Voltando à frase do dia, disse Mesquita Nunes ao colega Galamba:

Daqui a 15 dias és tu que subirás esta escadaria.

Fonte do CDS ainda tentou dar a volta ao contexto e convencer os jornalistas de que se tratava de uma pergunta e não de uma afirmação. Em todo o caso, pergunta ou afirmação, a intervenção de Adolfo Mesquita Nunes é muito clara e ilustrativa do sentimento que se vive entre os membros do novo governo: a sua situação é precária e a queda do governo uma questão de dias. Haja alguém com consciência no meio de tantos contadores de contos para crianças.

Comments

  1. Joaquim Amado Lopes says:

    Não se preocupe, João, que há de certeza muita gente no Governo que tem plena consciência da falta de senso, de ética, de respeito pela democracia e de sentido de Estado que grassa no PS de António Costa, no BE e no PCP.
    Vamos ver se, quando forem de novo chamados a dizer de sua justiça, os eleitores também mostrarão ter consciência disso.

    Para já, o PCP já deixou bem claro que a “maioria de esquerda” só existe para impedir de governar quem venceu as eleições e para aumentar a despesa pública. Não existe para apoiar a garantia de António Costa de que um Governo PS irá respeitar os compromissos internacionais.

    • Nightwish says:

      Porque é que o Joaquim dá mais importância aos compromissos internacionais do que ao povo?
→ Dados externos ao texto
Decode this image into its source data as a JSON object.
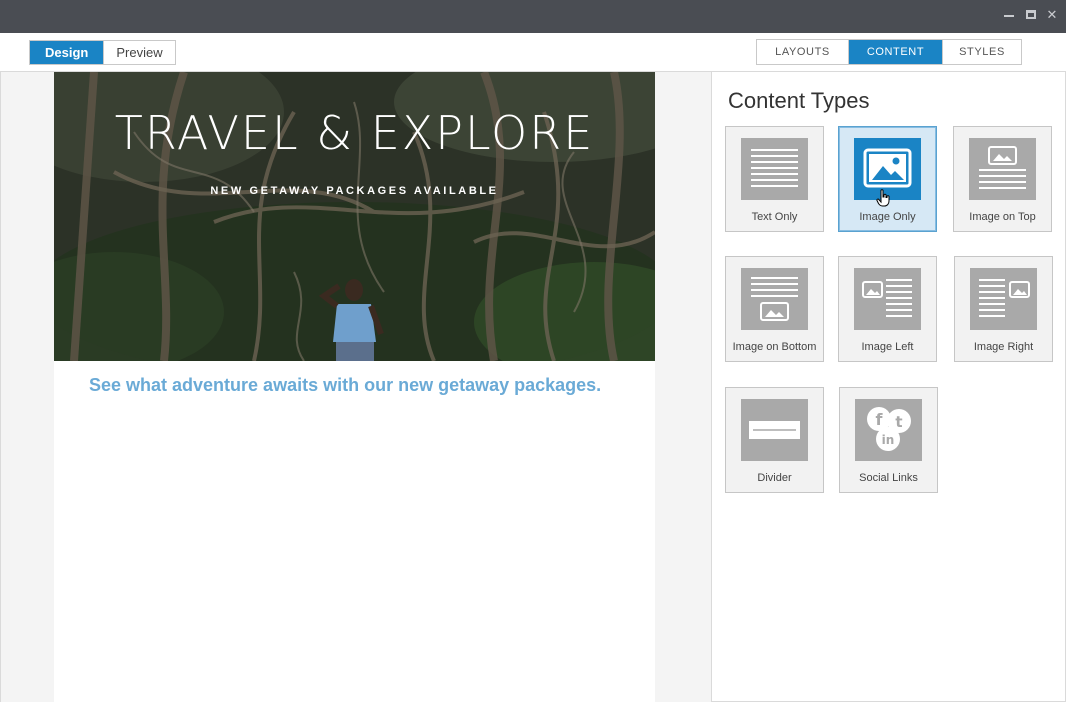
{
  "window": {
    "controls": [
      "minimize-icon",
      "maximize-icon",
      "close-icon"
    ],
    "close_glyph": "✕"
  },
  "toolbar": {
    "modes": {
      "design": "Design",
      "preview": "Preview",
      "active": "Design"
    },
    "tabs": [
      {
        "label": "LAYOUTS",
        "active": false
      },
      {
        "label": "CONTENT",
        "active": true
      },
      {
        "label": "STYLES",
        "active": false
      }
    ],
    "accent_color": "#1a84c5"
  },
  "email": {
    "hero_title": "TRAVEL & EXPLORE",
    "hero_subtitle": "NEW GETAWAY PACKAGES AVAILABLE",
    "tagline": "See what adventure awaits with our new getaway packages.",
    "tagline_color": "#6aaad6"
  },
  "panel": {
    "title": "Content Types",
    "items": [
      {
        "label": "Text Only",
        "icon": "text-only-icon",
        "selected": false
      },
      {
        "label": "Image Only",
        "icon": "image-only-icon",
        "selected": true
      },
      {
        "label": "Image on Top",
        "icon": "image-on-top-icon",
        "selected": false
      },
      {
        "label": "Image on Bottom",
        "icon": "image-on-bottom-icon",
        "selected": false
      },
      {
        "label": "Image Left",
        "icon": "image-left-icon",
        "selected": false
      },
      {
        "label": "Image Right",
        "icon": "image-right-icon",
        "selected": false
      },
      {
        "label": "Divider",
        "icon": "divider-icon",
        "selected": false
      },
      {
        "label": "Social Links",
        "icon": "social-links-icon",
        "selected": false
      }
    ]
  }
}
Isso enche-lhe o prato?

      • antonio santos says:

        Epá… Mas ainda não percebeste que não produzes o suficiente para pagares os deveres nacionais? Nem se quer falo dos compromissos internacionais.
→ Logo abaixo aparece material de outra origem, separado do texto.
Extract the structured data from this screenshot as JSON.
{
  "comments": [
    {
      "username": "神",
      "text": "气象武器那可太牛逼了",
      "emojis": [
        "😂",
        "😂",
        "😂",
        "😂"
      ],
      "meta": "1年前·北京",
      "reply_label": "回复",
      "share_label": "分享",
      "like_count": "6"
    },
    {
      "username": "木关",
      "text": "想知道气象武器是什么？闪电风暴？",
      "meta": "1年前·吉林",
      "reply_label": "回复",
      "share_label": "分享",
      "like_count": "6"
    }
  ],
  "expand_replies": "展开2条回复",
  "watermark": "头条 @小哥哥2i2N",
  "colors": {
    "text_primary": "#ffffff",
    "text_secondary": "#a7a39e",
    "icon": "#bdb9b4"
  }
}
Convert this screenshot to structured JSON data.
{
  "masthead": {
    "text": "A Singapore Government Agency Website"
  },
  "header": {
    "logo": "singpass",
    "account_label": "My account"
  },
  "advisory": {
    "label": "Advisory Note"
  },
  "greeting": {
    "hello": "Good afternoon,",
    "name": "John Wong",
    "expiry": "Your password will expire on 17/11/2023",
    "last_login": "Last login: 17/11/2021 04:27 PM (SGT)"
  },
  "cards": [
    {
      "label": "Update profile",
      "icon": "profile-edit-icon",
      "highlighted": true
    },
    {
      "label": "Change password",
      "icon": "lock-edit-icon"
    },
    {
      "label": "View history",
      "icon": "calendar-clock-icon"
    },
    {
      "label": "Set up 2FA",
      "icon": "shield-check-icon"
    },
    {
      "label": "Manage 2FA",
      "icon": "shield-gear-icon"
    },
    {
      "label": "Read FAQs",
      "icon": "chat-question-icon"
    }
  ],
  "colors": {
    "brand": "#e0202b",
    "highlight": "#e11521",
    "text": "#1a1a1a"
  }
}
      • Joaquim Amado Lopes says:

        Nighwish,
        Pode explicar-me como é que não cumprir os compromissos internacionais enche o prato a alguém e durante quanto tempo?
        Use a Grécia como exemplo para a sua demonstração.

        E obrigado por confirmar que uma aliança entre PS e BE+PCP não é possível. Afinal, se o PS não dá importância ao povo…

        • Ui? Não eram vocês que diziam que Portugal não é a Grécia? Qual o motivo de tal comparação?

          Sim, porque o coligação importou-se mesmo muito com o povo português. Que o diga a expansão da pobreza e da emigração. Enfim…

          • Joaquim Amado Lopes says:

            João Mendes,
            Portugal não é a Grécia precisamente porque não recusou cumprir os compromissos internacionais. Viu-se o que aconteceu enquanto a Grécia insistiu no disparate e o que está a fazer quando percebeu que a realidade não se verga à vontade deles.

            E quem é que se importa mais com o povo? Quem quer dar-lhe mesa farta por uns poucos meses e fome por muitos anos ou quem mantê-lo razoavelmente alimentado por muitos anos?

          • Mas você acredita mesmo que a situação da Grécia e de Portugal alguma vez foram iguais? Ou come a propaganda toda que lhe dão?

        • Nightwish says:

          Depende dos compromissos, não cumprir o TO e a asteriestupidez, por exemplo, permitia que o país pudesse crescer.
          Não posso antes usar a Islândia e a Argentina para demonstração?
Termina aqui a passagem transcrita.